Selling a Parent’s Home

I’ve been spending all my non-working time the last few weeks getting my Dad’s home ready to sell and I know first hand what a stressful time it is.  I’ve waded through decades of saved letters, papers and photos, I’ve scrubbed and cleaned, I’ve painted and drywalled, I’ve finished laying unfinished hardwood and hung new doors. I’ve decorated and staged. Since my dad was moving from a 5 bedroom home to a one bedroom assisted living condo, I’ve also packed up and taken a lifetime’s worth of books, housewares and furniture to the goodwill. Just writing it out makes me feel tired.
Having done all that, here are some steps that I’ve learned that can make things easier

First step: Meet with a trusted real estate agent Know how much your parent’s place is worth so you can plan how best to proceed. Work with them to develop a plan of attack on what needs to be done in terms of upgrades, maintenance and staging. An agent with a list of contractors and handymen to help can be a big blessing for busy families.
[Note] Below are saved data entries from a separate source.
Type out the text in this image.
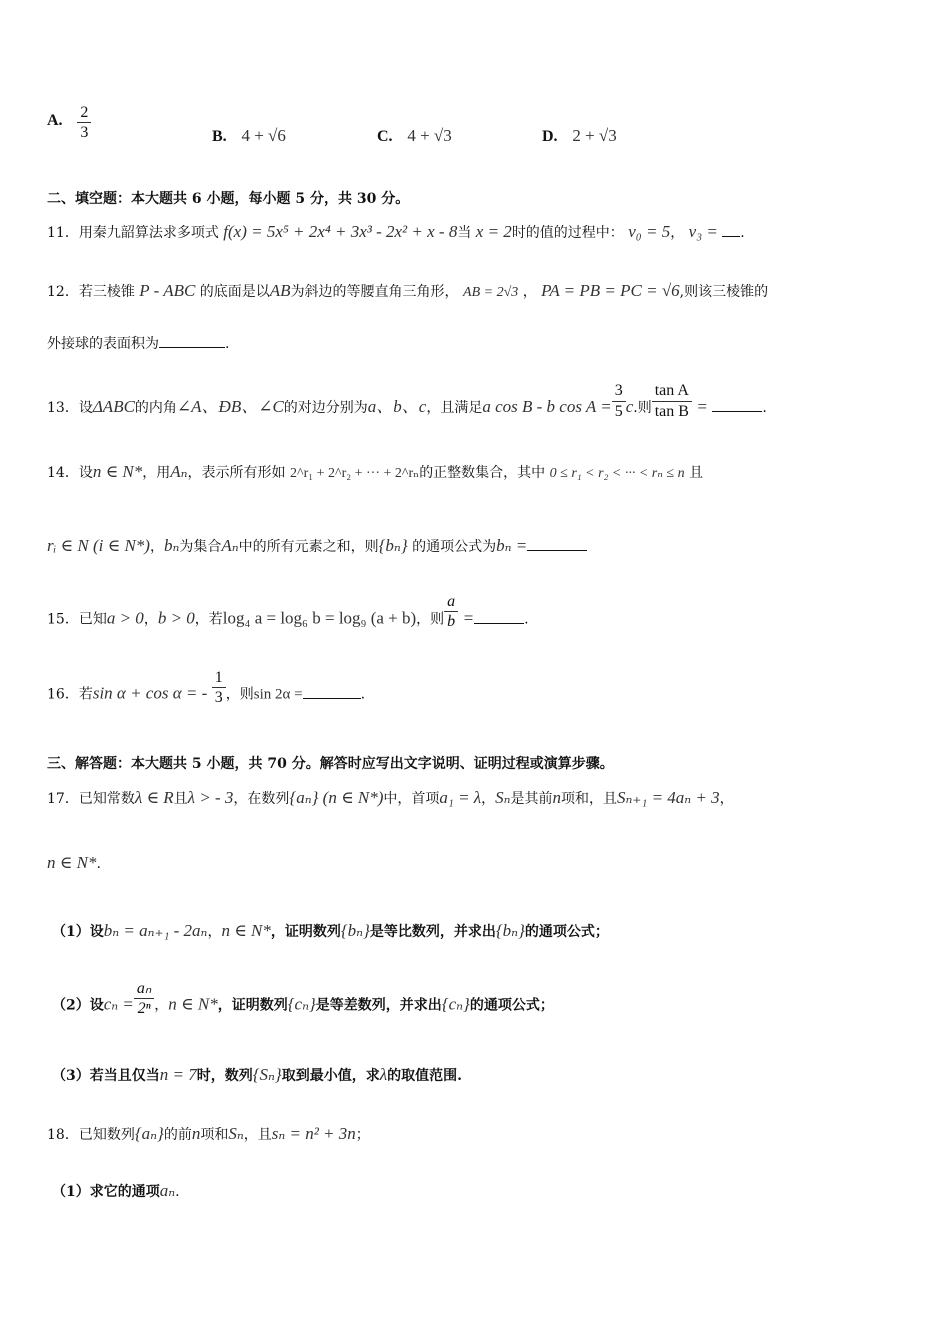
A. $\frac{2}{3}$	B. 4 + √6	C. 4 + √3	D. 2 + √3
二、填空题：本大题共 6 小题，每小题 5 分，共 30 分。
11．用秦九韶算法求多项式 f(x) = 5x⁵ + 2x⁴ + 3x³ - 2x² + x - 8当 x = 2时的值的过程中： v₀ = 5， v₃ = .
12．若三棱锥 P - ABC 的底面是以AB为斜边的等腰直角三角形， AB = 2√3 ， PA = PB = PC = √6,则该三棱锥的
外接球的表面积为	.
13．设ΔABC的内角∠A、ÐB、∠C的对边分别为a、b、c，且满足a cos B - b $\cos A = \frac{3}{5} c$.则 $\frac{\text{tan A}}{\text{tan B}}$ =	.
14．设n ∈ N*，用Aₙ，表示所有形如 2^r₁ + 2^r₂ + ··· + 2^rₙ的正整数集合，其中 0 ≤ r₁ < r₂ < ··· < rₙ ≤ n 且
rᵢ ∈ N (i ∈ N*)，bₙ为集合Aₙ中的所有元素之和，则{bₙ} 的通项公式为bₙ =
15．已知a > 0，b > 0，若log₄ a = log₆ b = log₉ (a + b)，则 $\frac{a}{b}$ =	.
16．若sin α + cos α = - $\frac{1}{3}$ ，则sin 2α =	.
三、解答题：本大题共 5 小题，共 70 分。解答时应写出文字说明、证明过程或演算步骤。
17．已知常数λ ∈ R且λ > - 3，在数列{aₙ} (n ∈ N*)中，首项a₁ = λ，Sₙ是其前n项和，且Sₙ₊₁ = 4aₙ + 3，
n ∈ N*.
（1）设bₙ = aₙ₊₁ - 2aₙ，n ∈ N*，证明数列{bₙ}是等比数列，并求出{bₙ}的通项公式；
（2）设$c_n = \frac{\text{aₙ}}{\text{2ⁿ}}$ ，n ∈ N*，证明数列{cₙ}是等差数列，并求出{cₙ}的通项公式；
（3）若当且仅当n = 7时，数列{Sₙ}取到最小值，求λ的取值范围.
18．已知数列{aₙ}的前n项和Sₙ，且sₙ = n² + 3n；
（1）求它的通项aₙ.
Get the full picture Meet with your parent’s financial advisor to figure out what you are working with, how much your parents can afford, and possibly how quickly you need to sell. A financial power of attorney is something you may wish to discuss with your parents. A clear vision of their finances is essential to help make decisions in their best interests.
A lifetime of stuff Clutter can be a difficult thing for parents to let go of. That rocking chair may have a lifetime of memories attached. Storage fees for things they will never have room for add up. Dividing special things up to family and charities they think highly of can help. Don’t overcrowd your parents at their new place. Try to make this as pain-free as possible.
Most important step: Just keep telling yourself why you are doing this A high level of patience, respect, understanding and love are critical. This time can be filled with stress, depression and anxiety. Take your parents feeling into account, let them say goodbye to their home and try hard to make them comfortable in their new place.